Vancouver band Maiwah are on the rise

    1 of 1 2 of 1

      For centuries, a cup of tea has proven a catalyst for many important encounters. Local R&B outfit Maiwah was forged in the same tradition.

      Founding members Sean Bletcher and Sean Bayntun first met at a recording studio where Bletcher was an audio engineer. Soon discovering that he had far more in common with Bayntun than his first name, Bletcher decided to make his charge a London Fog—a mix of Earl Grey tea and vanilla syrup—to chat more about their shared musical tastes.

      “It wasn’t coffee,” Bayntun tells the Straight from, fittingly, a coffee shop. “I wasn’t disappointed, though. Now, when I’m feeling fancy, I still get myself a London Fog—and Sean and I are still working together.”

      Forming a band named Facts—a group that wouldn’t have been out of place supporting a Power, Corruption & Lies–era New Order—the pair and their bandmates began to make a name for themselves. Taking over jam spaces all over the city, including one they shared with an early-career Mac DeMarco and another that involved scrubbing black mould off the walls for three days, the five-piece worked their way up to playing festivals across the country. A few years later, when Facts officially broke up, Bletcher and Bayntun were already working on a new project. They called it Maiwah.
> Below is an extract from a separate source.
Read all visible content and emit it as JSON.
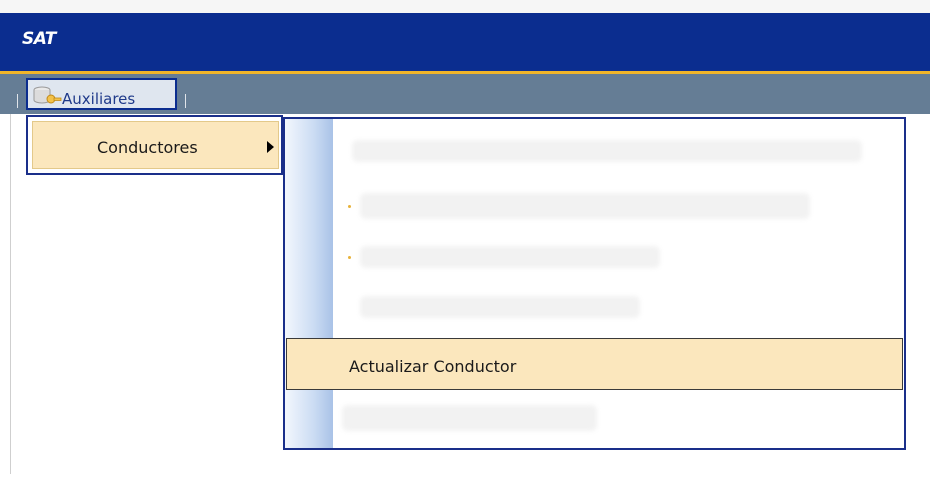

      “It started really simply,” Bletcher, the band’s guitarist, recalls, sitting next to his bandmate. “I had a drum machine, and Sean had two keyboards. We wrote a lot of great R&B tracks, but I don’t have a soulful voice. We figured the only way we could make the songs work is if we found the right singer. I had a job as the sound guy for Gastown’s Guilt & Co. venue, and when I heard Kristie [McCracken], I was blown away. She had that Little Dragon, emotive tinge to her singing. We brought Phil Harbut onboard to drum, and recorded a bunch of demos together. That’s how the record got made.”

      In Amongst the Ferns, Maiwah’s 10-track debut, showcases the vast experience of the four-piece’s members. Layering McCracken’s jazz-infused, mature vocals over swelling, atmospheric synths and heavily chorused guitars, the record is full of dynamic contrasts, sweeping from powerhouses like “Familiar Resolve” to the tender, skin-tingling “Red Clover”. Produced entirely by Bletcher, the album emerged over a number of years, a period that let the group experiment and incrementally modify each sound.

      That dedication, however, came with some difficulties. Deciding that they wanted to perform each track as it was played on the record, the group had to figure out how to incorporate each part without stripping down the sound—a job that fell to Bletcher.

      “It’s usually something that people don’t take on until they have their own tech employees,” he says. “We have to run backing tracks, and click tracks, and the software live, and it has to be rock solid. If one thing goes wrong, the whole thing collapses. And there are no manuals of how to do it. We layer the atmospheric stuff and the background sounds, and play anything that is in the foreground. We’ve always made an extra effort to make sure that nothing seems canned—there’s nothing worse than seeing an artist who uses tracks and is basically doing karaoke. It’s been super solid for the last several shows.”

      Although Bletcher and Bayntun liken the act of creating a new group to spending years fixing up a car, and then deciding to buy a new one as soon as it’s done, the pair is clearly on the right track. Invited by the Westward Music Festival to play its inaugural event, Bletcher and Bayntun are beginningto gain a similar clout in the industry as they had with Facts.

      “We’re writing better and better music in Maiwah, and playing bigger and bigger shows,” Bletcher says. “We’re really looking forward to what the future holds.”

      Maiwah plays the Biltmore Cabaret on Saturday (September 16) as part of the Westward Music Festival.